Milla, Garcia and Fernandez are Espanyol’s top scorers with six goals apiece in La Liga, accounting for 49% of Los Pericos’ total. Since the winter break, the advent of their gradual descent back into the relegation battle, the trio have just five between them. At the other end, Marko Dmitrovic has not slackened his level, but two clean sheets out of 16 show that this side can no longer proudly display adjectives such as miserly, tenacious or resolute in their LinkedIn biography, the very things that they did have when Gonzalez inspired them to safety last season.
Espanyol remain 13th, but the gap is down to five points with five games to go, and the only side that they face below them is Sevilla, perhaps the one team more desperate than them. Looking at royal rumble of relegation candidates in the bottom half, Espanyol are in the worst run of form, and save for Los Nervionenses, probably face the most frightening mental demons.
The Beautiful: A move that belongs in Barcelona
One of the benefits of this section is that it doesn’t necessarily have to pay much attention to narrative. Jan Virgili’s second La Liga goal will probably fade into obscurity, ultimately holding little consequence for RCD Mallorca or the relegation battle.

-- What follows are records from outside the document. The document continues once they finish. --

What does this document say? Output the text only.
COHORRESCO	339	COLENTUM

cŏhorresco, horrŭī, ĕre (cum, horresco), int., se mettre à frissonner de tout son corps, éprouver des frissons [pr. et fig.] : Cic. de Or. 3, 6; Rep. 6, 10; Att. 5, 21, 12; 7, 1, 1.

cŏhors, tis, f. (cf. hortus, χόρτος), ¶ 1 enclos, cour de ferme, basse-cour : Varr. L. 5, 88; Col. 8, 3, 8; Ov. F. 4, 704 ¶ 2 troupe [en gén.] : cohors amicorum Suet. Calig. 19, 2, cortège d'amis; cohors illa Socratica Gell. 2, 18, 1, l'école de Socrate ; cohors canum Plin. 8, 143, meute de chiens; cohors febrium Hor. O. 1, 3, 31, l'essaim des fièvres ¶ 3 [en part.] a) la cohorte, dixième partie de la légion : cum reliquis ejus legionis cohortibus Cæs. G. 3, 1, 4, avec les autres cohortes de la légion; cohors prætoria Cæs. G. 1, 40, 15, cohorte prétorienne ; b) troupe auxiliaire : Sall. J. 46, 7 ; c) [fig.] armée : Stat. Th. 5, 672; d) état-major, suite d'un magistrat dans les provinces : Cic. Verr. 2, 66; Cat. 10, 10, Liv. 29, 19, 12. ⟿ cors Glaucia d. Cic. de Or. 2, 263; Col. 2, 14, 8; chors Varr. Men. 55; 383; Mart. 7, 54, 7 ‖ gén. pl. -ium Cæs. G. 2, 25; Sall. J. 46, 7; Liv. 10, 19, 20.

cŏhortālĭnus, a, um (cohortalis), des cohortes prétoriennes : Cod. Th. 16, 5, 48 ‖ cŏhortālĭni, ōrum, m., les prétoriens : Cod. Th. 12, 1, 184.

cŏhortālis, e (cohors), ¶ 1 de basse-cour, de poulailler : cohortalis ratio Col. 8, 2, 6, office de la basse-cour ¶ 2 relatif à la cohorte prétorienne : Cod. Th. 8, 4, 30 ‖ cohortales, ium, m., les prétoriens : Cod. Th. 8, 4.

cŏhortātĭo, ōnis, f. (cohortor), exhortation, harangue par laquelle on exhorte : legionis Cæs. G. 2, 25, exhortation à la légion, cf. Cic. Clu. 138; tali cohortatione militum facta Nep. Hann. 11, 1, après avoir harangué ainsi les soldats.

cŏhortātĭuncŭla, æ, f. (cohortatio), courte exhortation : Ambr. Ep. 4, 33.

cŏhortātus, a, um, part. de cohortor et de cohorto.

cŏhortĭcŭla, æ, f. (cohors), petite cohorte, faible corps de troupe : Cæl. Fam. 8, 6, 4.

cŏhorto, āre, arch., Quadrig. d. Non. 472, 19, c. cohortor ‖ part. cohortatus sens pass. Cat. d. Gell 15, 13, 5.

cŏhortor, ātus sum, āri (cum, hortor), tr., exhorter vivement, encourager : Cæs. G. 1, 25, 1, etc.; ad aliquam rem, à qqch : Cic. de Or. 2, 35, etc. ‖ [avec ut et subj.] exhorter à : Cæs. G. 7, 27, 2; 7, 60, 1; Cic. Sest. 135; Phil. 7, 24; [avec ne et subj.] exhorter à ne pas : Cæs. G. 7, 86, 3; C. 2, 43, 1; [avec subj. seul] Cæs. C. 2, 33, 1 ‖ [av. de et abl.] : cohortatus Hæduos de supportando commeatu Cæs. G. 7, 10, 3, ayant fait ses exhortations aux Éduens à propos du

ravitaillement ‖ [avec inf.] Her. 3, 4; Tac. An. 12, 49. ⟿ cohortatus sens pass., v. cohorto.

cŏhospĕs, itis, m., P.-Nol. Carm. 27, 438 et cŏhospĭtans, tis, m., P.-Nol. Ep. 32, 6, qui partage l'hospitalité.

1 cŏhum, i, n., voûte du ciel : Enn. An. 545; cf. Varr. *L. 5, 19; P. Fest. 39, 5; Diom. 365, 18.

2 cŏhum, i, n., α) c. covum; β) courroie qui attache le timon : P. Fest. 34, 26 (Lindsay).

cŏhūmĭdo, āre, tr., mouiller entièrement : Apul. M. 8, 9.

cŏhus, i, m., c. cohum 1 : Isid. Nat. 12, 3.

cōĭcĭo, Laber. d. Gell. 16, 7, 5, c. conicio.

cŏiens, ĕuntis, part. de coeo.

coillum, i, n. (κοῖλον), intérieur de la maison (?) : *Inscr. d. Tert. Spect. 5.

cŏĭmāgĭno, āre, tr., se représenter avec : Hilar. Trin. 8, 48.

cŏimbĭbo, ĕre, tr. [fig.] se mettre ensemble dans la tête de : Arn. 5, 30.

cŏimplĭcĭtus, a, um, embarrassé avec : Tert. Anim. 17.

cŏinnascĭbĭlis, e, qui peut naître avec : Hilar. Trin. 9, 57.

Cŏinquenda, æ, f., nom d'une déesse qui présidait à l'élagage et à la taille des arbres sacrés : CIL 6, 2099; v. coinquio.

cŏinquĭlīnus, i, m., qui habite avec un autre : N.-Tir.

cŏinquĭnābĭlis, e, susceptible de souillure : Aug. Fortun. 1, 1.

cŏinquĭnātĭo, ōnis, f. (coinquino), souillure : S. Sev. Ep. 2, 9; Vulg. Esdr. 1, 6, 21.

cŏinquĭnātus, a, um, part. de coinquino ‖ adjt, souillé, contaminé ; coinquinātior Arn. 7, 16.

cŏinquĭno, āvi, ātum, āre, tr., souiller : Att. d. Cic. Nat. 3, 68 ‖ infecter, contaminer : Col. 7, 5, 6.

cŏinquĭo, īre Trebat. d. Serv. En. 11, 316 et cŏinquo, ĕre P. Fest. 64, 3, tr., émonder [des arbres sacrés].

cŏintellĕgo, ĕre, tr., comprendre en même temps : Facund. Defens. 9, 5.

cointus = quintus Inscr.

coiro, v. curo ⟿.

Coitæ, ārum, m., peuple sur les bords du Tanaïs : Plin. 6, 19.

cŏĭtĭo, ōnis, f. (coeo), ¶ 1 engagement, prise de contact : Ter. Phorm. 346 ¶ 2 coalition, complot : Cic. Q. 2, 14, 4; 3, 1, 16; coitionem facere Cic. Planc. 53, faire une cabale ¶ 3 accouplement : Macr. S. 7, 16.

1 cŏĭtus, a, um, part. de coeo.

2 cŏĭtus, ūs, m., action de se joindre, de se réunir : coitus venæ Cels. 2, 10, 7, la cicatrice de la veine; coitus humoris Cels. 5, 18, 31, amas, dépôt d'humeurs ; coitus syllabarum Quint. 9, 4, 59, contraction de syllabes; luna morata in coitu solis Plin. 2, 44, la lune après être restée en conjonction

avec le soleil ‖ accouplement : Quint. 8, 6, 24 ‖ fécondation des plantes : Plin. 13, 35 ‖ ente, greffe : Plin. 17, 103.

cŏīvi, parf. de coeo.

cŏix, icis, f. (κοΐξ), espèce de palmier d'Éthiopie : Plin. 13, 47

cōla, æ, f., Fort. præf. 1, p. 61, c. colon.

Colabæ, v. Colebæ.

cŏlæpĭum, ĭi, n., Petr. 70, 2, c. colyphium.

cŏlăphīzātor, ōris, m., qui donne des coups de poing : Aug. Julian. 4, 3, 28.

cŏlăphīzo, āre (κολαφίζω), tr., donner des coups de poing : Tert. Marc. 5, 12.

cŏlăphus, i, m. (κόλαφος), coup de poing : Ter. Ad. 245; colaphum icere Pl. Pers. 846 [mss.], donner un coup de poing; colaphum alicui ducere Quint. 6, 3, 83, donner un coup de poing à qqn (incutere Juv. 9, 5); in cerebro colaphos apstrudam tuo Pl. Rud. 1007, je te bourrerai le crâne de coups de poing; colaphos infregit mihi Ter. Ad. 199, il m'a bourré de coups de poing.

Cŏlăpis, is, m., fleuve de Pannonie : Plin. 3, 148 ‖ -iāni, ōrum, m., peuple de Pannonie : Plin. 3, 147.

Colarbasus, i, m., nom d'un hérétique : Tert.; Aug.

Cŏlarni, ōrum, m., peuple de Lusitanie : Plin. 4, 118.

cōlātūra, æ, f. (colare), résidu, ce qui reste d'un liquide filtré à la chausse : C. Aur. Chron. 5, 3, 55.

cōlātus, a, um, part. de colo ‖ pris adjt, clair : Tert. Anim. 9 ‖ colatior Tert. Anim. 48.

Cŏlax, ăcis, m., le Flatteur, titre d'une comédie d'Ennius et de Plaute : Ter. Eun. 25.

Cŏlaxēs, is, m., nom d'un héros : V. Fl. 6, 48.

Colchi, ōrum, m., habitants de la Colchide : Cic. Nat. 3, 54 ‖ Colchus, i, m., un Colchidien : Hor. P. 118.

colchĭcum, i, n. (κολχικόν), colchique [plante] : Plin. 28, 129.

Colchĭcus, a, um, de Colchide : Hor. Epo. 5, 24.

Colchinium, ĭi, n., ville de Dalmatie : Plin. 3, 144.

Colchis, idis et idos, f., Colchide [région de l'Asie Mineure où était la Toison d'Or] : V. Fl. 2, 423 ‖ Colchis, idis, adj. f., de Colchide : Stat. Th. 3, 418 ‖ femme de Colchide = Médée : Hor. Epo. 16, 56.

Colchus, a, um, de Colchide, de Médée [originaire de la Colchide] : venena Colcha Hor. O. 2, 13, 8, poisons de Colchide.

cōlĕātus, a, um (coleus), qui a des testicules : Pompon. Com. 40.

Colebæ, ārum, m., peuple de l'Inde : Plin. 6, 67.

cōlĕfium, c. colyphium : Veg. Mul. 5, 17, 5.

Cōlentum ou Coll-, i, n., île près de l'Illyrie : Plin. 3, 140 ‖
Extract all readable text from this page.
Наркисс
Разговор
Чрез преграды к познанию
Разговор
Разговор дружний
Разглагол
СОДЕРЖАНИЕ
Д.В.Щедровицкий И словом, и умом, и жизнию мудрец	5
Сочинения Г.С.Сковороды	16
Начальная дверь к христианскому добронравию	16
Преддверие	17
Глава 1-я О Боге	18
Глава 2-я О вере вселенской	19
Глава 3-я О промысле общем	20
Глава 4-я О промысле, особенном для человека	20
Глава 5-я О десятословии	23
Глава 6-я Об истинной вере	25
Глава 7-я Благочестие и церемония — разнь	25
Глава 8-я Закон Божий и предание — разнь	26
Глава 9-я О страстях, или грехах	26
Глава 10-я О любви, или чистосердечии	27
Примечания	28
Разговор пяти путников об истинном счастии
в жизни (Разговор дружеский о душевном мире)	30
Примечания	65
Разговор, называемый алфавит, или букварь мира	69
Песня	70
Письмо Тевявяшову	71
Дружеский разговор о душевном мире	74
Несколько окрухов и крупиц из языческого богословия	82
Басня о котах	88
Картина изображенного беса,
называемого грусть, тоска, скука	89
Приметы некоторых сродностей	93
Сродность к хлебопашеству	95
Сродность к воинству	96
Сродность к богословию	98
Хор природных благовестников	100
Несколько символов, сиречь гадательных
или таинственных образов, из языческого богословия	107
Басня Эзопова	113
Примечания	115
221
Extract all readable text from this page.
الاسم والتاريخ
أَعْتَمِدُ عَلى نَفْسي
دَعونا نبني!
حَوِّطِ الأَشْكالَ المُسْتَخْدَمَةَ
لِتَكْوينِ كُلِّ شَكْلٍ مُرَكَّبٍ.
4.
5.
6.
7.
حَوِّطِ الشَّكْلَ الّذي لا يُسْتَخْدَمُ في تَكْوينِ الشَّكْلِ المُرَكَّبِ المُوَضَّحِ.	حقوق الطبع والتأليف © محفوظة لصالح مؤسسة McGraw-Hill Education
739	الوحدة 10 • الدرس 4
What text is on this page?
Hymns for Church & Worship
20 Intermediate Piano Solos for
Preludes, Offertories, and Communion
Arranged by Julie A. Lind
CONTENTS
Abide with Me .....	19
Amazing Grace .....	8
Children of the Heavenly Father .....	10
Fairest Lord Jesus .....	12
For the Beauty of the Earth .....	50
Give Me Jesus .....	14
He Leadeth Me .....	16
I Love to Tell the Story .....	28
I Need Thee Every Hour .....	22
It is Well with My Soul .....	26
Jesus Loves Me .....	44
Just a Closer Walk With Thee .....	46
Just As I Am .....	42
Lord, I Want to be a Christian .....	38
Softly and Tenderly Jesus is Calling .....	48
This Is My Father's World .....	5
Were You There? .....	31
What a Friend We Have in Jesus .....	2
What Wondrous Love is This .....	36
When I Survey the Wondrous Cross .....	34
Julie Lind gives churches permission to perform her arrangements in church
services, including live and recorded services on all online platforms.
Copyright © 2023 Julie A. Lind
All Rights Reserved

We are willing to fight the good fight though.
While Spain gorged on replays of Pedri’s perfect pass to Fermin Lopez in Getafe – not that this is begrudged – former Barcelona duo Pablo Torre and Jan Virgili pulled off a move that belonged in Blaugrana. Torre, starting deep, digs out a scything pass that eliminates six Alaves players from the game. Samu Costa provides a helping hand to our talented youngsters, laying the ball into the path of Virgili.
Although his first goal did come a couple of weeks ago, Virgili has little right to step onto the ball with such confidence. In the time he takes three touches to set the shot, Alaves defender Jonny Otto only manages to close a yard of space, only serving to give him a better angle to watch the ball sail into the top corner.
One of those nourishing strikes, a connection sweet enough that Virgili can begin to peel off into a celebration in one smooth movement. It’s a finish you might find in David Villa’s highlights. Torre’s pass is the sort of thing Sergio Busquets is now getting credit for. It’s a goal that from the top echelon of football.